O Porto Messias 1963 é um Colheita muito velho, de cor atijolada, notas de frutos secos, amêndoas, figos, geleia e casca de laranja.Apesar da longevidade apresenta-se pronto para as curvas. A acidez vincada afasta qualquer paradoxo de análise e consegue amparar a doçura inevitável que possui, tornando-o num Porto Colheita muito apetecível, vivo e enérgico, um estilo Tawny que, 50 anos depois, parece estar preparado para enfrentar e dar alegrias por mais umas quantas décadas. Agora em novo packaging, com PVP em torno dos 200€, o Messias Colheita 1963, nascido em vinhas velhas da Quinta do Cachão, propriedade da Messias no Douro, foi relançado num jantar com Imprensa no início da semana, no restaurante Quarenta e 4, em Matosinhos. A enóloga Ana Urbano liderou a apresentação e o Colheita maridou com uma sobremesa de banana cozida em caramelo, gelado de açafrão e bolacha de banana, apresentada pela equipa do chefe Pedro Nunes.

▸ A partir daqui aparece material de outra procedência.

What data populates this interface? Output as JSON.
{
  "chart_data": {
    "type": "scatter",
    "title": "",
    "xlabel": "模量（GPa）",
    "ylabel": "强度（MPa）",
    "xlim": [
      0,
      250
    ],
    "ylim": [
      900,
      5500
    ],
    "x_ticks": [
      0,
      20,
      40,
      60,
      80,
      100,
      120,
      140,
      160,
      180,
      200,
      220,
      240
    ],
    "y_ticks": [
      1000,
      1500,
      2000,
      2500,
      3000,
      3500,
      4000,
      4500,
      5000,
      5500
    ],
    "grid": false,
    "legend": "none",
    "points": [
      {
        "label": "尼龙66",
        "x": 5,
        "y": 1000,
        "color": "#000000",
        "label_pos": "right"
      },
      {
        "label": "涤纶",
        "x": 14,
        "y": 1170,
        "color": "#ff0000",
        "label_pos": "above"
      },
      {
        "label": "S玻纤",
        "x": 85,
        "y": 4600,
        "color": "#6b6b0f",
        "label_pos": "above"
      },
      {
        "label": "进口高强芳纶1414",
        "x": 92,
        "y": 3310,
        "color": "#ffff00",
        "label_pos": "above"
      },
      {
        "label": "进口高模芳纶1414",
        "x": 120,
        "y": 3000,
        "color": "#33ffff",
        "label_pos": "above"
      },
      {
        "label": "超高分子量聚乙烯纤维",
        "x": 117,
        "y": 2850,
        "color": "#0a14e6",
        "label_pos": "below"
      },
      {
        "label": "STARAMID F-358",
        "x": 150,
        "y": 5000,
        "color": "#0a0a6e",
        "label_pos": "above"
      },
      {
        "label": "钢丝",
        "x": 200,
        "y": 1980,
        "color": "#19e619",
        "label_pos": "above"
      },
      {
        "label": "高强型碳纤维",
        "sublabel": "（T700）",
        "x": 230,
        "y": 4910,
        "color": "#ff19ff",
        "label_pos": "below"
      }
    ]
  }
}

Antes, o jantar teve como protagonistas vinhos clássicos da Bairrada - a Mealhada é a terra mãe da Messias -, nomeadamente o Quinta do Valdoeiro branco 2003 (Bical e Chardonnay, 50% cada), o Quinta do Valdoeiro branco 1994 (Cerceal, Arinto e Bical em proporções semelhantes), o Messias Bairrada Garrafeira tinto 1985 (de vinhas antigas, com castas misturadas, e que se revelou a estrela dos vinhos tranquilos no jantar) e o Messias Bairrada Garrafeira tinto 1980 (tal como o ’85, com menos de 80 garrafas ainda em stock).